President Donald Trump signed legislation Monday that undoes Obama-era rules intended to protect minorities from discrimination when purchasing vehicles after Congress used an obscure rule last month to roll back the auto-lending guidance.
Congress voted last month to overturn guidance from the Consumer Financial Protection Bureau (CFPB) that targeted “dealer markups” – interest rate hikes that auto dealers place on third-party auto loans to make a profit. Mr Trump signed the bill into law on Monday in a private session.
Studies have shown minorities are regularly charged more for dealer markups than white buyers with similar credit. The CFPB warned dealers in 2013 against using these markups, saying they could lead to a lawsuit from the agency. Since then, the bureau has penalised major companies like Honda, Toyota, and Ally Financial for lending discrimination.
Those opposed to the rule claimed it thwarted business growth and was an instance of the CFPB overstepping its bounds.

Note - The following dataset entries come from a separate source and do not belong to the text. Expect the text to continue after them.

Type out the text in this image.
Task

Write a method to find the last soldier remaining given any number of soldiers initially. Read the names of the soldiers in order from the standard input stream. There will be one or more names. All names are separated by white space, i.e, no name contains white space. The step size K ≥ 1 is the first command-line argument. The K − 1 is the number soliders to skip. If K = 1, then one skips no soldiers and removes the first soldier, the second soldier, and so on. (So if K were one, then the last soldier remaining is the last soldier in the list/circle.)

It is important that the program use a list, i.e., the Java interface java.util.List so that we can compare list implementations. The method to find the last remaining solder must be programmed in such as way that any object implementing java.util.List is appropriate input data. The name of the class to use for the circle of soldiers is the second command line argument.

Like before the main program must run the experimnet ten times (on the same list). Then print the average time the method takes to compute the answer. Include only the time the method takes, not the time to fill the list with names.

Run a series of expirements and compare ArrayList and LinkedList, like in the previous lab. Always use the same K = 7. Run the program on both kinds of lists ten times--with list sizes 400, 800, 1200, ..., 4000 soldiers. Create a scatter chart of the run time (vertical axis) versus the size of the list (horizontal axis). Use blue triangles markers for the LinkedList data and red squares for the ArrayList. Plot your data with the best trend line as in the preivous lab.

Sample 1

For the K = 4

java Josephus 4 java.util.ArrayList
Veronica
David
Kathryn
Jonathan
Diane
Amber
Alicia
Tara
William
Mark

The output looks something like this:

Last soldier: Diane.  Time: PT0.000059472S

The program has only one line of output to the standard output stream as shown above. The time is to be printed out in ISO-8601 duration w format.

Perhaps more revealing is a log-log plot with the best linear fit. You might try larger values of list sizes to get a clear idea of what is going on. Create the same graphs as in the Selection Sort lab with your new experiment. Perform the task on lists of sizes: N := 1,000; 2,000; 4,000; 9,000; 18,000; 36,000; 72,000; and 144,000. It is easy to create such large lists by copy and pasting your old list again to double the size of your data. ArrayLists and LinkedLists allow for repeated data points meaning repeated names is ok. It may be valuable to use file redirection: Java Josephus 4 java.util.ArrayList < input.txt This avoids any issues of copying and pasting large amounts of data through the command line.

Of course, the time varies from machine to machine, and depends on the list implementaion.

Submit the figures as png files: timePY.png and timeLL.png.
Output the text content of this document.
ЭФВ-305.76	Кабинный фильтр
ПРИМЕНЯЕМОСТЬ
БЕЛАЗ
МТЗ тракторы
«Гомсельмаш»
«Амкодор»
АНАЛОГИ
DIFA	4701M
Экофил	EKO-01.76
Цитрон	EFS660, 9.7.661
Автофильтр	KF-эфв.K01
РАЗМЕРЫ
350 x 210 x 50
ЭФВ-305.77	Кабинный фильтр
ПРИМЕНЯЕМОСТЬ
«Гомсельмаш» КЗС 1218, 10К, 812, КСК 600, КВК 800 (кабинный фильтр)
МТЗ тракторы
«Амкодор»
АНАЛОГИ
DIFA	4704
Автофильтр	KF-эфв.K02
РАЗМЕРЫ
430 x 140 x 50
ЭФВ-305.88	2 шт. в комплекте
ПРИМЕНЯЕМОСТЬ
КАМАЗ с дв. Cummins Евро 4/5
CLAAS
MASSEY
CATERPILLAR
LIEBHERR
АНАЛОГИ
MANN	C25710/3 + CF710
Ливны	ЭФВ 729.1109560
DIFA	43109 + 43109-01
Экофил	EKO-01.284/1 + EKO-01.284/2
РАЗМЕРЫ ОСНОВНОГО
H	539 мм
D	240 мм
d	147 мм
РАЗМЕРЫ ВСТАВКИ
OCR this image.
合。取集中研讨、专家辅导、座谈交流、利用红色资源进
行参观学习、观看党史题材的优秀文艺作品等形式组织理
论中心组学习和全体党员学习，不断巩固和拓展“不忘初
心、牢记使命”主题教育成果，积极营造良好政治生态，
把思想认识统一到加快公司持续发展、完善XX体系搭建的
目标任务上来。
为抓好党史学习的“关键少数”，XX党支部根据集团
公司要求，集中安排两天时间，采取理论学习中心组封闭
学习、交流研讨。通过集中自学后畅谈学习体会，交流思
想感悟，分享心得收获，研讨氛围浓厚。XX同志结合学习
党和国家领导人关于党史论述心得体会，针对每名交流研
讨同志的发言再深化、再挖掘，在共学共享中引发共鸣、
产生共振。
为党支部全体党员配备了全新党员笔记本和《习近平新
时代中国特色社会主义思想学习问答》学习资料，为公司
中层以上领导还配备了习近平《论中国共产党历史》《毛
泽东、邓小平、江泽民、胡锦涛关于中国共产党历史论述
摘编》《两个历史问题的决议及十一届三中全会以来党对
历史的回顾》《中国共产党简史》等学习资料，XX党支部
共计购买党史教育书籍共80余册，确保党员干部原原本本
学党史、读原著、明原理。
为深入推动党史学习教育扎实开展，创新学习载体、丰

However, the CFPB’s interim director, Mick Mulvaney, praised the move, saying he was “heartened that the people, through their elected representatives, have corrected this instance of Bureau overreach”.
Proponents of the rule pointed to what they say is well-documented racial discrimination in auto lending and were dismayed to see the protections dismantled.
“Years of data make clear that racial discrimination harms the economic viability of families of colour, especially those who are low-income, where a car is often one of the biggest purchases made by a household,” Rebecca Borné, Senior Policy Counsel at the Centre for Responsible Lending, said in a statement before the Senate vote last month.
“The CFPB has found discriminatory pricing in the auto financing market and should have the ability to use the full range of its regulatory tools and authority to address it,” she added.